Oxygen abundances in very and extremely metal-poor (V/EMP) stars provide critical constraints on early massive stars' nucleosynthesis. An Oxygen abundance analysis is presented for 35 V/EMP stars ($-4.0 < \text{[Fe/H]} < -1.5$) using near-infrared $H$-band OH vibro-rotational lines from high-resolution Subaru/IRD spectra. To examine the reliability of these NIR OH lines, the results are compared with the abundances obtained from the 3D/NLTE-insensitive forbidden $\text{[OI]}$ 6300 Å line using archival high-resolution optical spectra. After homogeneously rederiving stellar parameters and 1D/NLTE Fe abundances using \textit{Gaia} photo-astrometry and literature optical Fe equivalent width data, oxygen abundance from OH and [OI] lines is determined through 1D/LTE spectral synthesis. A sensitivity analysis confirms that near-IR OH lines are highly sensitive to the adopted temperature ($\Delta\log\epsilon(\text{O})/\Delta T\sim\pm0.25\text{ dex}/\pm100\text{ K}$) compared to the forbidden line. A temperature-dependent discrepancy between the tracers is identified: in cool red giants ($T_\text{eff} \lesssim 4600$ K), OH-based abundances are systematically lower than $\text{[OI]}$-based abundance by 0.05 to 0.25 dex, while warmer red giants show higher OH-based abundances as expected from 3D effects. Despite this systematic offset, the numerous measurable NIR OH lines yield significantly smaller random abundance errors than that of the single, weak $\text{[OI]}$ line.

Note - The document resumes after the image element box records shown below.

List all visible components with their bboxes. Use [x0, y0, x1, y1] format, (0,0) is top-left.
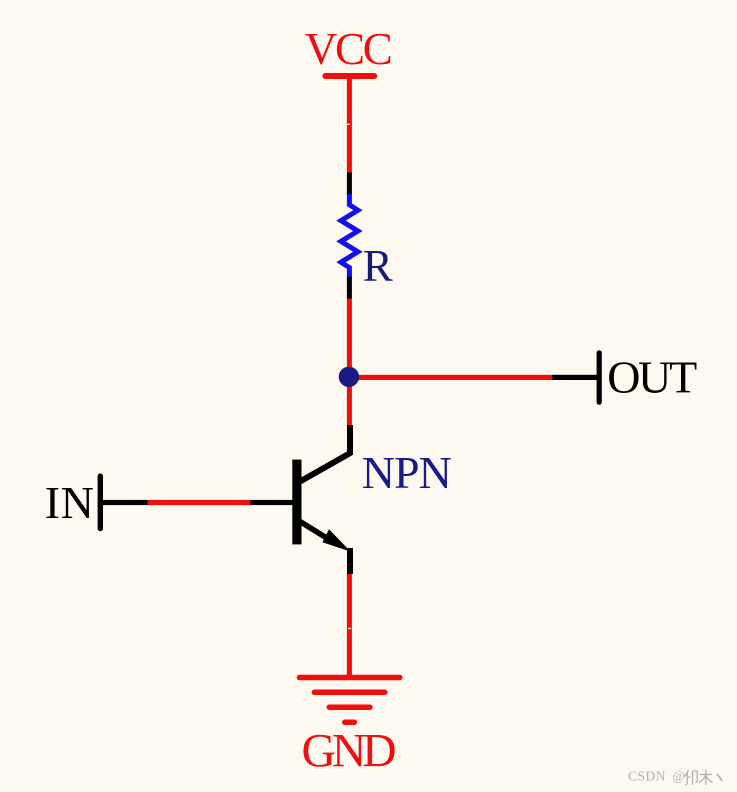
transistor Q1 NPN [250, 425, 354, 574]
junction node [339, 367, 359, 387]
svg-text:NPN: NPN [362, 447, 452, 498]
svg-text:CSDN: CSDN [628, 769, 666, 784]
svg-text:IN: IN [45, 477, 94, 528]
glyph 木 [699, 770, 713, 786]
wire emitter to GND [347, 574, 352, 675]
resistor R [341, 173, 358, 300]
svg-text:@: @ [673, 769, 685, 784]
glyph 卯 [684, 770, 697, 785]
port IN [100, 476, 148, 528]
wire node to collector [347, 377, 352, 426]
power symbol VCC [325, 73, 374, 79]
watermark [628, 769, 722, 786]
wire IN to base [148, 500, 251, 505]
wire node to OUT [349, 375, 552, 380]
svg-text:OUT: OUT [607, 352, 697, 403]
wire VCC to resistor [347, 78, 352, 174]
svg-text:GND: GND [302, 726, 397, 778]
wire resistor to node [347, 299, 352, 378]
svg-text:R: R [363, 241, 393, 291]
ground GND [299, 678, 399, 723]
port OUT [552, 353, 600, 402]
svg-text:VCC: VCC [305, 24, 393, 74]
glyph 丶 [717, 774, 723, 781]
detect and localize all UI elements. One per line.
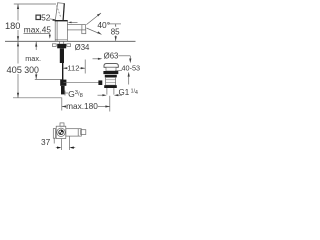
square symbol of 52	[36, 15, 40, 19]
arrow above spout	[68, 22, 72, 24]
svg-text:52: 52	[41, 12, 51, 22]
pipe thread dim arrows	[98, 94, 103, 96]
dim max300 upper line	[35, 42, 37, 50]
drain threaded body	[106, 77, 116, 85]
detail stub	[81, 130, 86, 135]
arrow up top (180)	[17, 4, 19, 9]
dim chain vertical line	[17, 4, 19, 98]
svg-text:Ø34: Ø34	[75, 43, 90, 52]
detail ext lines	[60, 139, 62, 150]
arrow down at deck (180)	[17, 36, 19, 41]
svg-text:300: 300	[24, 65, 39, 75]
dim 405 bottom tick	[13, 97, 62, 99]
hose	[62, 63, 64, 80]
G3/8 tick	[64, 91, 66, 96]
drain locknut dark	[104, 85, 117, 88]
svg-text:Ø63: Ø63	[104, 51, 119, 60]
svg-text:max.45: max.45	[24, 25, 52, 35]
below deck: washer wings	[52, 44, 56, 47]
hose end tube	[61, 86, 65, 95]
svg-text:max.: max.	[25, 54, 41, 63]
detail circle	[57, 128, 65, 136]
leader arrow before O63	[93, 58, 100, 60]
shank tube below deck	[59, 41, 61, 44]
svg-text:405: 405	[6, 65, 22, 75]
spout	[67, 25, 85, 30]
drain centerline ext	[109, 96, 111, 112]
white gaps behind texts on dimension lines	[4, 21, 121, 75]
drain band2 dark	[105, 75, 117, 78]
detail bump	[60, 123, 64, 126]
drain body	[106, 67, 116, 71]
drain seal dark band	[103, 71, 118, 74]
svg-text:max.180: max.180	[66, 101, 98, 111]
deck line	[5, 40, 136, 42]
svg-text:40-53: 40-53	[121, 64, 140, 73]
rod to drain	[64, 82, 99, 84]
svg-text:37: 37	[41, 137, 51, 147]
leader 52	[50, 18, 56, 21]
40-53 extension tick	[115, 70, 122, 72]
dim max180	[61, 98, 63, 111]
spout outlet	[82, 30, 86, 34]
arrow up below deck (405)	[17, 42, 19, 47]
hose fitting nut	[60, 80, 66, 86]
dim max300 lower arrow	[35, 73, 37, 79]
dim 112	[63, 67, 67, 69]
svg-text:112: 112	[67, 64, 79, 73]
dim chain 180/405 top tick	[14, 3, 56, 5]
svg-text:85: 85	[111, 27, 120, 36]
spout tip extension line	[84, 60, 86, 74]
tailpipe	[106, 88, 108, 95]
dim max300 bottom tick	[35, 79, 62, 81]
lever dashed centerline	[57, 6, 61, 18]
svg-text:40°: 40°	[97, 20, 110, 30]
O63 leader top	[118, 55, 130, 57]
dim 85	[108, 23, 122, 25]
arrow down bottom (405)	[17, 93, 19, 98]
rod nut	[98, 80, 102, 85]
lever handle	[55, 3, 64, 21]
svg-text:180: 180	[5, 21, 21, 31]
drain: cap	[104, 64, 118, 68]
detail view bracket	[53, 129, 55, 139]
dim 37 arrows	[56, 147, 60, 149]
faucet body	[55, 21, 67, 42]
dim max45 line	[24, 33, 50, 35]
detail square plate	[56, 126, 66, 138]
40 deg rays	[86, 13, 101, 25]
detail tube	[66, 129, 82, 136]
mounting nut	[57, 44, 66, 49]
40-53 lower arrow	[128, 74, 130, 85]
text labels	[5, 12, 140, 147]
shank lower	[60, 48, 64, 63]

Leveraging this statistical precision, an empirical calibration as a function of $T_\text{eff}$, $\log g$, $\text{[Fe/H]}$, and $\text{[C/Fe]}$ is derived to align the 1D/LTE OH abundances onto the $\text{[OI]}$ scale. Applying this correction substantially reduces the scatter and temperature dependence in the $\text{[O/Fe]}$ versus $\text{[Fe/H]}$ plane and flattens the trend, bringing the results into fairly good agreement with Galactic chemical evolution models.